University Admissions: FG May Jettison Uniform Cut-off Point


  • JAMB registrar frowns at exclusion of the poor

By Paul Obi in Abuja

Indications emerged yesterday  that the Joint Admissions and Matriculation Board  (JAMB) may jettison the uniform cut-off point for admission into tertiary institutions in the country.

Presently, the federal government pegged 180 mark as the cut-off point for admission into all tertiary institutions in Nigeria.

Speaking yesterday, JAMB Registrar, Prof  Is-haq Oloyede, said there was an urgent need to rethink the current cut-off point of 180 for admission in order to strengthen access to education, particularly for the poor.

He explained that it was critical for “all notable stakeholders to rethink the issue of cut-off marks. I am calling for  national debate on the propriety of cut-off marks, institutions should be allowed to determine the kind of candidates they want.”

He argued that “the uniformity of cut-off marks does not  make any sense when colleges and polytechnics admit for NCE and diplomas while universities admit for degrees and yet we subject them to the same cut -off marks thereby starving these tier of institutions from admitting  candidates who if not engaged, may likely become easy prey to social vices.”

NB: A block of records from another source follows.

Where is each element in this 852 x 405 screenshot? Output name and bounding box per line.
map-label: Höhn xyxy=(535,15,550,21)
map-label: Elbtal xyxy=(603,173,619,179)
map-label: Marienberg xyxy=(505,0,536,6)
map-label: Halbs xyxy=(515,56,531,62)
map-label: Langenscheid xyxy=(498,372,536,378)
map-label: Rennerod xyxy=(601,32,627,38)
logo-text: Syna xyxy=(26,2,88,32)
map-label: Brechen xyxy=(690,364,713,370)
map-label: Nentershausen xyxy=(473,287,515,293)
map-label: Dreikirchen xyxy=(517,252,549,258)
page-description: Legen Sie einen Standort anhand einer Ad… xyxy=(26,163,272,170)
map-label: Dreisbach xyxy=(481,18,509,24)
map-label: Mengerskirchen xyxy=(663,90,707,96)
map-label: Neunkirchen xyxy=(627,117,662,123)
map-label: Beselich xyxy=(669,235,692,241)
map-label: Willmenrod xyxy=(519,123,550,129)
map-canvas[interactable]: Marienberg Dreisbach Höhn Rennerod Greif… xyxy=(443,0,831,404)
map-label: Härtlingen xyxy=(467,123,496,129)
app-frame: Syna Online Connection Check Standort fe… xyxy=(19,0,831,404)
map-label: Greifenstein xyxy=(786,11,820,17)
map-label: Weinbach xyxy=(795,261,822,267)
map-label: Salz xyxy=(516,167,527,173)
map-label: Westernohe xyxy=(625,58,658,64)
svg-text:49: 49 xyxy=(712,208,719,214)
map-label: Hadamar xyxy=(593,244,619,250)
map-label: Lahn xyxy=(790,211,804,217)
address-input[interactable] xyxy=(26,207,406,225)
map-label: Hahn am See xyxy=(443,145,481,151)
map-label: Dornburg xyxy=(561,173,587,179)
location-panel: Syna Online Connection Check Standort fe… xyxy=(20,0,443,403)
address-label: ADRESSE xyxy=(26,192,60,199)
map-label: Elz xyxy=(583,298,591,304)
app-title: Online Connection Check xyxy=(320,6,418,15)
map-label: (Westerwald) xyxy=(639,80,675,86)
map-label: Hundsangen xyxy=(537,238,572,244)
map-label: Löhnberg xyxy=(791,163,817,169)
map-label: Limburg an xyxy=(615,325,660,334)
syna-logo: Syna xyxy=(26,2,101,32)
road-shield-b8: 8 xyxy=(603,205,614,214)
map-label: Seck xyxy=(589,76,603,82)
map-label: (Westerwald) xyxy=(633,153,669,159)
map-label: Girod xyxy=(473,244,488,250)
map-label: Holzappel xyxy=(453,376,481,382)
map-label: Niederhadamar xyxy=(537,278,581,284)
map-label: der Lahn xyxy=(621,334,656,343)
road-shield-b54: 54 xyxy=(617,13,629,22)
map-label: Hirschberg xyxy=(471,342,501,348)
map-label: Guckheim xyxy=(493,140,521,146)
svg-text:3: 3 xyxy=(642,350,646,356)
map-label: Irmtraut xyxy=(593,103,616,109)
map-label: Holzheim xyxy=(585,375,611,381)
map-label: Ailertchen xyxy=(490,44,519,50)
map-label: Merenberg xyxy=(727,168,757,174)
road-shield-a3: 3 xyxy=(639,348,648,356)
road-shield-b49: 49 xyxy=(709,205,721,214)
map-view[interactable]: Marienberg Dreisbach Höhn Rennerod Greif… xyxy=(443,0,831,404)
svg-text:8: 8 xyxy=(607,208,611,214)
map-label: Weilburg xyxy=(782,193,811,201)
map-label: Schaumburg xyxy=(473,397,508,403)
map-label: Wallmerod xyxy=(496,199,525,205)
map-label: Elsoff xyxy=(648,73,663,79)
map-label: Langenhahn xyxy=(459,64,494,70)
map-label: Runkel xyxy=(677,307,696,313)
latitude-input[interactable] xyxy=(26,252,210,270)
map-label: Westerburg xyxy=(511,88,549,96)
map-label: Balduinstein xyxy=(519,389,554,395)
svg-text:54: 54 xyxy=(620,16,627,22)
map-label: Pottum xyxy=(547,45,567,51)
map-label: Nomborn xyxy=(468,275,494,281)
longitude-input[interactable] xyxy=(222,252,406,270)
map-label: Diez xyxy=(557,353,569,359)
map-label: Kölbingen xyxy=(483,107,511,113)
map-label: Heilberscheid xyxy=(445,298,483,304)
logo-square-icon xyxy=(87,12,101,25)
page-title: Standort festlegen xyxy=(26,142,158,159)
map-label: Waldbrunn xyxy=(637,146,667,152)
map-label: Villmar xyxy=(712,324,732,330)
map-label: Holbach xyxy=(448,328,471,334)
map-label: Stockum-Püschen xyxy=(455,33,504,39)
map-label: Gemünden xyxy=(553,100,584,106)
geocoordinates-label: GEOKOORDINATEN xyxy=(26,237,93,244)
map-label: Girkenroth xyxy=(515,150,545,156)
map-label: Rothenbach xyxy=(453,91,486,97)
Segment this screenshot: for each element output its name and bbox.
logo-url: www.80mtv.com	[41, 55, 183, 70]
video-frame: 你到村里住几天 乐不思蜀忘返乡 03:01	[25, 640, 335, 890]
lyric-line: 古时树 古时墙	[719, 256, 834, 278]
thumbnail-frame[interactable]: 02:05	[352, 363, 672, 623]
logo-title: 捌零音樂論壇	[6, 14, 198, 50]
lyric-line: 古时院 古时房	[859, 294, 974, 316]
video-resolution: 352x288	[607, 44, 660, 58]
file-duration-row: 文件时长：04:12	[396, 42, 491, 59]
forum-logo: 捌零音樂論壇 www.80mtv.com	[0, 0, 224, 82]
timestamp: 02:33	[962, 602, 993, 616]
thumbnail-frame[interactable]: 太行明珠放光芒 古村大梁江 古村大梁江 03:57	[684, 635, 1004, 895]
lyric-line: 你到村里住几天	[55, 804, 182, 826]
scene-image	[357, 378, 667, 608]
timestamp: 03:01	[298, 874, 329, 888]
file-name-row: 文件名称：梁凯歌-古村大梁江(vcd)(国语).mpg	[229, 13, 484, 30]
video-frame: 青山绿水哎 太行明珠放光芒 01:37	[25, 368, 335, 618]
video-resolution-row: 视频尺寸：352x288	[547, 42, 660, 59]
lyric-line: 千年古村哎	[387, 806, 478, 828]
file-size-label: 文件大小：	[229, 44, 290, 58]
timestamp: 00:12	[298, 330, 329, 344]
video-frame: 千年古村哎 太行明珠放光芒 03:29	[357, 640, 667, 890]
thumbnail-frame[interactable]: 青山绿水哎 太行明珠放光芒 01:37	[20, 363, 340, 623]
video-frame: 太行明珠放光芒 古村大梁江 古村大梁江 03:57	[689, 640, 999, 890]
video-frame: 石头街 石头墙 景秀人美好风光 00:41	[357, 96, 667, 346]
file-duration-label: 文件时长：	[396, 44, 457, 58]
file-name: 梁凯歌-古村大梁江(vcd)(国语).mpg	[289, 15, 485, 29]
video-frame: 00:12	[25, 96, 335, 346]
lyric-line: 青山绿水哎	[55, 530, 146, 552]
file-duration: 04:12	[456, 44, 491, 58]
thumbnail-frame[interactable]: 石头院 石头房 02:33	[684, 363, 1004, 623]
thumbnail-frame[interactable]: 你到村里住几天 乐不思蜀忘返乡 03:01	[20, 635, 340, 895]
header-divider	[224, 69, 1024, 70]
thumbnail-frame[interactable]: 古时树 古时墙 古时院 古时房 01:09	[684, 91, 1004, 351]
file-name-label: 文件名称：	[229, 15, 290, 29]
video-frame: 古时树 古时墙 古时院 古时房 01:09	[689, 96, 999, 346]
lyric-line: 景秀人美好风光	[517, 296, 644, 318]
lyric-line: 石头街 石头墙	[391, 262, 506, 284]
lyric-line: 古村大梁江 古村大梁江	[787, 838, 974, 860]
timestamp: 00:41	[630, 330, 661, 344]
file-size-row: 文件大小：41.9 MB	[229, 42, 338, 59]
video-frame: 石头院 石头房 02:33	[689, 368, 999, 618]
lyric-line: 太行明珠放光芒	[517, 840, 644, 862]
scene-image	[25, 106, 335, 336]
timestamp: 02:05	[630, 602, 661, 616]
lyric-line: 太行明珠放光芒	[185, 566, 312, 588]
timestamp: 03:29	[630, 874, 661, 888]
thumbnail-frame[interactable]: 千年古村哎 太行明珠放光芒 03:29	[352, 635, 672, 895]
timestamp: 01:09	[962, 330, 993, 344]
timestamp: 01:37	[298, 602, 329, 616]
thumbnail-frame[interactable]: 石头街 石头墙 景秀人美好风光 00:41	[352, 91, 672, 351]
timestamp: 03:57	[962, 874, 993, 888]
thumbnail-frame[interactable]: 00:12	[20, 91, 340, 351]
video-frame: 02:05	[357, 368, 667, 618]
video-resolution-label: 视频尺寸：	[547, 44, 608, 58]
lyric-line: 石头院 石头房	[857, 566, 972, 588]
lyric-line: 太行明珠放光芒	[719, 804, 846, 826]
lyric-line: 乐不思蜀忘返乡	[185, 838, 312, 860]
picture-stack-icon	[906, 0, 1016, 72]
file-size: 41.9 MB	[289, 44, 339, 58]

Oloyede expressed worry over the class opportunities as it affects the distribution of admission resources.

“The rich have multiple opportunities which include going abroad for studies while the poor  only have the opportunity of struggling for the scarce spaces here. He said the rich  children write JAMB and if they do not get the required cut-off marks,  they are taken out of the country for studies abroad.

“They come back and they are integrated while the poor can’t afford it and are forever denied the opportunity of education. Let institutions admit what they want according to their needs. 

“This means that if a university wants 250 as minimum cut-off marks why not ? And if another want less so be it. If a polytechnics like Yaba Tech wants 250 let them admit and if Gboko polytechnics in Benue State  wants less than 200 let them admit.

“Institutions should be known for their individual quality and not collective standard. This will foster positive competition for the overall good of our tertiary institutions,” he said.

Oloyede urged Nigerians to look at this critically for the board to take action that would be for the good of our education.

He said JAMB  management had resolved to ensure that the change agenda of President Muhammadu Buhari concerning education is actualised in no distance time. 

The JAMB boss added that this would be made possible through reforms currently going on in the board, stating that the board would continue to make reforms that would carry the interest of every Nigerian child irrespective of whether poor or rural settlers.

Oloyede also expressed  concern over the exclusion of the poor in education, arguing that, “most policies are geared towards accommodating the interest of the elite only and leaving the downtrodden to suffer unjustly.”

He said: “In view of the above, the board has cancelled the use of scratch cards which were hitherto sold only by banks in the cities to pin vendors which can be obtained by candidates anywhere using their phones, web payment,  online quick teller; ATM payment,  quick teller mobile application and bank branch (cash cards),  among others.

“This is to make the services easily accessible, discourage fraudulent acts associated with the cards system and to conform with global best practice.”

The Registrar also disclosed that the board has critically looked at the process of regularising candidates and found a lot of lapses which it cannot tolerate in its drive to effect positive change towards enhancing the fortune of tertiary education in Nigeria. 

He maintained that “in its efforts to discourage this abused and perhaps stop it permanently, JAMB has designed a template to be completed on-line by candidates and  endorsed by the Vice-Chancellors, Rectors, Provosts or Registrars of the candidates institutions  who will then be submitted to the board’s offices nearer to the institution for the Registrar’s approval subject to available evidence.

“JAMB may deny approval if sufficient and convincing reasons are not given. The public is to note that all admissions are done by the academic board of tertiary institutions and submitted to the board which ensures that the admissions meet set requirements by proprietors of these institutions and government criteria. 

“As such there is no basis for regularisation. The board only design this process to clear any backlog as it doesn’t intend to continue with regularisation exercise again.”

The decision by JAMB to tinker with the uniform cut-off point is likely to attract criticisms given similar opposition to the different admission policies and cut-off point for admission.